Monday, December 30, 2019

Breaking: Our class size appeal will be heard on Jan. 13 in Albany!

Big news just announced today: Our class size lawsuit vs NYC and NY State, Agostini vs. Elia, will finally be heard on Monday, January 13 at 1 PM in the Appellate Court in Albany.

Last spring, May 23, 2019 , attorney Wendy Lecker of the Education Law Center filed our appeal on behalf of nine NYC parents, Class Size Matters and the Alliance for Quality Education.  We sued the State Education Commissioner and the Chancellor, and urged the Appellate court to order the NYC Department of Education to reduce class size in all grades as the Contracts for Excellence law requires. 

Our original lawsuit, Agostini vs.
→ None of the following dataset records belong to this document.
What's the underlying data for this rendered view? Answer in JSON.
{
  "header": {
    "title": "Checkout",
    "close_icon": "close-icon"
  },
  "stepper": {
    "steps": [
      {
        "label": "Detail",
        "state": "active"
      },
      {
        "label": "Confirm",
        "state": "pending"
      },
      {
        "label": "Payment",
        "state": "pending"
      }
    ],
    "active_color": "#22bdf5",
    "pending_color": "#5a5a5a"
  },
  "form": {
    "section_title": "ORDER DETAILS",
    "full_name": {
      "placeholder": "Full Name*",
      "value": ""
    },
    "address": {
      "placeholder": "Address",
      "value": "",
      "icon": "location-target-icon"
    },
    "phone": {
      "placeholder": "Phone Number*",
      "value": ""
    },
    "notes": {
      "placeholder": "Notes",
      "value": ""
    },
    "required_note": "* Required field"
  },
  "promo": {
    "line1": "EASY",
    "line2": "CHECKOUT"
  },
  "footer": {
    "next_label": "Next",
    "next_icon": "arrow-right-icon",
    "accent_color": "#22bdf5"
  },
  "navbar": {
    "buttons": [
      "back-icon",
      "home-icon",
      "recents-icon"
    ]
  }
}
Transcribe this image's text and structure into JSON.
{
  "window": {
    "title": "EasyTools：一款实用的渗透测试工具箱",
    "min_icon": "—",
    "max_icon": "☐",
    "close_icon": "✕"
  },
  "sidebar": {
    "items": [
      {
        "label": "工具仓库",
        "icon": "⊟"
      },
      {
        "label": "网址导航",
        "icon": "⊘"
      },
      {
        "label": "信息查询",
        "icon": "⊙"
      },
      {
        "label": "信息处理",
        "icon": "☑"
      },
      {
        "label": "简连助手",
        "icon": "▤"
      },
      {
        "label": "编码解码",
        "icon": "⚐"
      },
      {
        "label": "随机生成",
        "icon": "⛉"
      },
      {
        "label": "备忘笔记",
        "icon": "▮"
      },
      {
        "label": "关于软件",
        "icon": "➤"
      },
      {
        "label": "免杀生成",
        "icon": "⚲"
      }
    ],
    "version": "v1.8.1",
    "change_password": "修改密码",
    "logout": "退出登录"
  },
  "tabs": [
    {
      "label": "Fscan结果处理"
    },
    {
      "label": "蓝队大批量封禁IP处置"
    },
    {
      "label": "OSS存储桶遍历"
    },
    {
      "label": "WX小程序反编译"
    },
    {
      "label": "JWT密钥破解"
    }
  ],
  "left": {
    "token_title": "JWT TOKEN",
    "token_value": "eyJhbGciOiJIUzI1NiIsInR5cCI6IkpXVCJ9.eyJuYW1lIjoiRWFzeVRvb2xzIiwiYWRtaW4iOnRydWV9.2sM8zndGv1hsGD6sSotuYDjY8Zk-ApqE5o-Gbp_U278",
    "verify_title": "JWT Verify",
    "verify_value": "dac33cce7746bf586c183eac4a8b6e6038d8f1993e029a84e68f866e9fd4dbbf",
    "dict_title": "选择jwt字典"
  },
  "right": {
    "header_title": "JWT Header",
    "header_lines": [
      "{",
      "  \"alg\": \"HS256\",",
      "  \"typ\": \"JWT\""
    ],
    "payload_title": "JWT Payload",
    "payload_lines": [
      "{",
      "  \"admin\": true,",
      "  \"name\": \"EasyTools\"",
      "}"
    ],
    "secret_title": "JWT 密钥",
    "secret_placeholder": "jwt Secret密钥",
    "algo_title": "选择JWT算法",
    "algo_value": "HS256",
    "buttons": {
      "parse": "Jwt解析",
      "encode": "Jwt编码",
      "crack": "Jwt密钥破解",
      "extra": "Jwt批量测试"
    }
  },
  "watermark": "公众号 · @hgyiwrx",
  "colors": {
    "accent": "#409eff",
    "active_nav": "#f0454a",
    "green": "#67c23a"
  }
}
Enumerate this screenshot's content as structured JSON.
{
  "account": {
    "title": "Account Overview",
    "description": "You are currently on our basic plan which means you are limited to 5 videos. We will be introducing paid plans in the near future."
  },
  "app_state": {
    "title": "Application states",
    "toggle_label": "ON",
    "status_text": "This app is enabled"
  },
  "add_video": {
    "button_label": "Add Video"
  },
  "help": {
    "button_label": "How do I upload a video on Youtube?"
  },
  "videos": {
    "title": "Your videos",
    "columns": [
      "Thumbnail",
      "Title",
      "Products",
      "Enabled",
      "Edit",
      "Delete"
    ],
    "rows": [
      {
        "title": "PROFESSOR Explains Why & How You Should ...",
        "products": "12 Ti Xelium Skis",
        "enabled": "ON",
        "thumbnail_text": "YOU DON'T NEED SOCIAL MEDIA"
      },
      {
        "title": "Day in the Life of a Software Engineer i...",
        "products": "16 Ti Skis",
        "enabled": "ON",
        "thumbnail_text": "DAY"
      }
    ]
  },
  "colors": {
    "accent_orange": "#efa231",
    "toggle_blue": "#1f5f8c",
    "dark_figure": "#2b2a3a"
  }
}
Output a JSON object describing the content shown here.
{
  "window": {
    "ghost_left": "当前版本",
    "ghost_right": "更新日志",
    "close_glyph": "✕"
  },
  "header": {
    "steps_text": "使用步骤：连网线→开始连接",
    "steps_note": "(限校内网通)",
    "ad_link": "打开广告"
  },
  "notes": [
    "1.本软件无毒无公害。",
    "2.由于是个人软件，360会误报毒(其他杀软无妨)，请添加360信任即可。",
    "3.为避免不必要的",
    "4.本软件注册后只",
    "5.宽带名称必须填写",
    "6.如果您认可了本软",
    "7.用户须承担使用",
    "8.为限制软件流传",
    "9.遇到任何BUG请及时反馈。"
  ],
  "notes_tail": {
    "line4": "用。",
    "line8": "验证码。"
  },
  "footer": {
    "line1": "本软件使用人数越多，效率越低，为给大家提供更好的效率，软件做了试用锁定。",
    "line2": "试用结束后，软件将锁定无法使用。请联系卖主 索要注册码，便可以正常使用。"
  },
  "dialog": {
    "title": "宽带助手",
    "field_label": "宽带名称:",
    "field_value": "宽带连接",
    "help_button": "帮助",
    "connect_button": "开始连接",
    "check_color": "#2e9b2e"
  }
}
Elia, was filed in April 2018 when then-NYS Education Commissioner Elia refused to take action to enforce the Contracts for Excellence law in response to our original complaint.  

The C4E law was first approved in 2007 and required NYC to lower class size; instead class sizes increased sharply and remain at levels far higher than when that law was passed.  

Yet in December 2018, Acting Supreme Court Judge Henry Zwack ruled against us in a skimpy decision that engaged with neither the law or the facts of the case; instead he claimed that this was merely a matter for Commissioner Elia to decide.  


Commissioner Elia had argued that any class size obligations on the part of the DOE had lapsed years ago. Yet as our appeal points out, if the Legislature wanted to eliminate this key legal obligation on the part of the city they would have done so, rather than renewing the provision every year.  Thus, the DOE's failure to lower class size is a continuing violation of law, and since the State Education Department has refused to hold city officials accountable for providing students with their constitutional right to a sound basic education, which includes smaller classes according to the Court of Appeals in the original CFE lawsuit, we have been forced to do so instead.

Unlike Judge Zwack, the Appellate Court has asked for copious back-up data on class sizes in NYC schools, which as the above charts make clear, have indeed risen dramatically since 2007.  Hopefully, that means these judges are engaged in the issue and will base their judgement on facts rather than the city's wishful thinking.